Among the key messages of the report is that pressure on ecosystems will increase globally in the coming decades, unless human attitudes and actions change. The report recommends ultimately that a coordinated effort be made internationally to make policy choices that will protect ecosystems.
It’s unlikely, however, that simply making the right policy choices will be enough. Two more fundamental shifts are required as well: a values change that honors the spiritual, psychological, and aesthetic value of preserving the diversity of life; and a shift of control from the unhealthy alliance of multinational corporations and governments toward empowerment of local communities. Since local communities are often the guardians of spiritual values as well as natural resources, these two overlap.

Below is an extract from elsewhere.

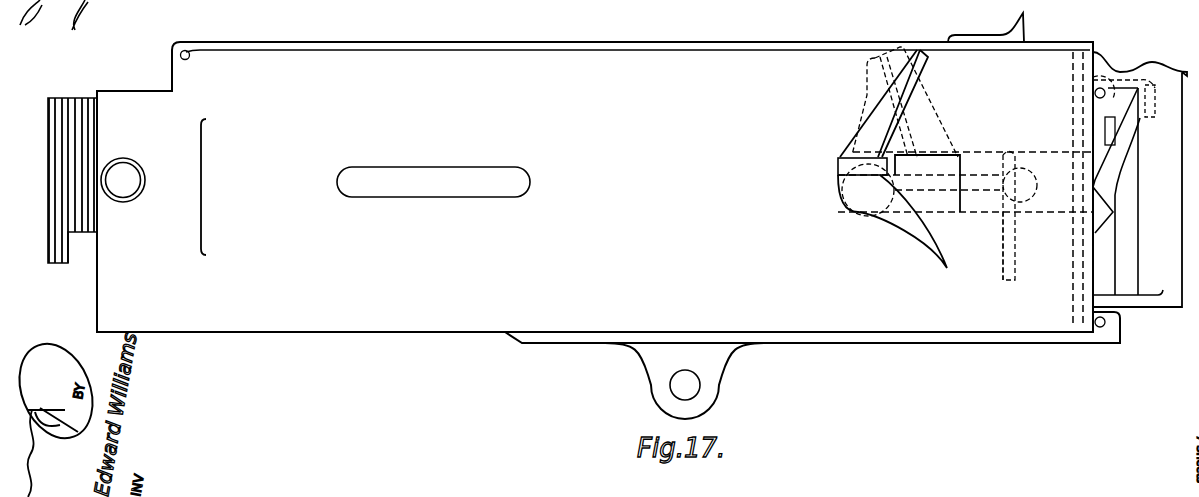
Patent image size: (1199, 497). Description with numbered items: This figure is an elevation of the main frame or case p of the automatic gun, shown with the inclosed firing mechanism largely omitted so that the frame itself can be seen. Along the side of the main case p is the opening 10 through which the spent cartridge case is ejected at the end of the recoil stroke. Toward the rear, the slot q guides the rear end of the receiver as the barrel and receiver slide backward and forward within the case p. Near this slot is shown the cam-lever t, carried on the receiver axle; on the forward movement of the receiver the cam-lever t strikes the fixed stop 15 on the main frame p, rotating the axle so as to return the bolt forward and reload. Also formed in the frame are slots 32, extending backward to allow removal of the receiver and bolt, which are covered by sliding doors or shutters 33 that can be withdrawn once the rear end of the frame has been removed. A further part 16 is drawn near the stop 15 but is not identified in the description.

Our world economy today is primarily driven by market forces and greed. It tries to sell us the lie that we find joy at the mall and our deepest needs for love, meaning, and connection can be met by purchasing the newest product.
It’s past time to embrace a vision more worthy of the human spirit. And it’s within the context of community that we will find practices that will embed a more joyful vision into our hearts and minds.
I feel that to practice spiritual ecology is to live community in the deepest sense. Through this practice, we affirm the best of our science and honor the intelligence of our spirit. The articles in this issue of EarthLight explore the meaning of community in a larger sense and in the long-term. Nina Simons (page 8) writes of the relational intelligence we’ve largely forgotten in a culture that’s tipped toward rationality as the measure of all knowledge. John Seed (page 10) reminds us that living in words is not enough–we need ritual practiced in community to truly shift our deepest biases against other life and move beyond anthropocentrism. Mary Gomes (page 14) gives us a powerful ritual that enables us to collectively grieve the passage of lost species. Elizabeth Carothers Herron’s gifts us with a beautiful essay on how Grace might emerge when we open our sensitivities to other species. Diane Pendola end the section with a reflection on how Earth liturgy can join us again to the "great communion of being." Articles by Paula Gonzalez, Cindy Spring, Diana Leafe Christian, and Aliyah Meena Shanti, all give us inspiring examples of communities taking root and taking action to defend, foster, and learn from the Earth. We end with Sharon Abercrombie’s powerful story on Dorothy Stang, someone who gave her life in defense of the poor and the rainforest. We dedicate this issue to her memory and spirit.
In kindred spirit,
K. Lauren de Boer, Editor, EarthLight Magazine
1. Oliver A. Ryder heads the Genetics Division at the Zoological Society of San Diego. He also directs the "Frozen Zoo," a unique genetic resource bank.
2. Meadows, Robin, "Takhi: The Last Wild Horse," The Zoogoer, Smithsonion National Zoological Park, Sept./Oct., 1997.
3. A copy of the Millennium Ecosystem Assessment and a summary report from its board, "Living Beyond Our Means: Natural Assets and Human Well-being" can be downloaded at www.millenniumassessment.org.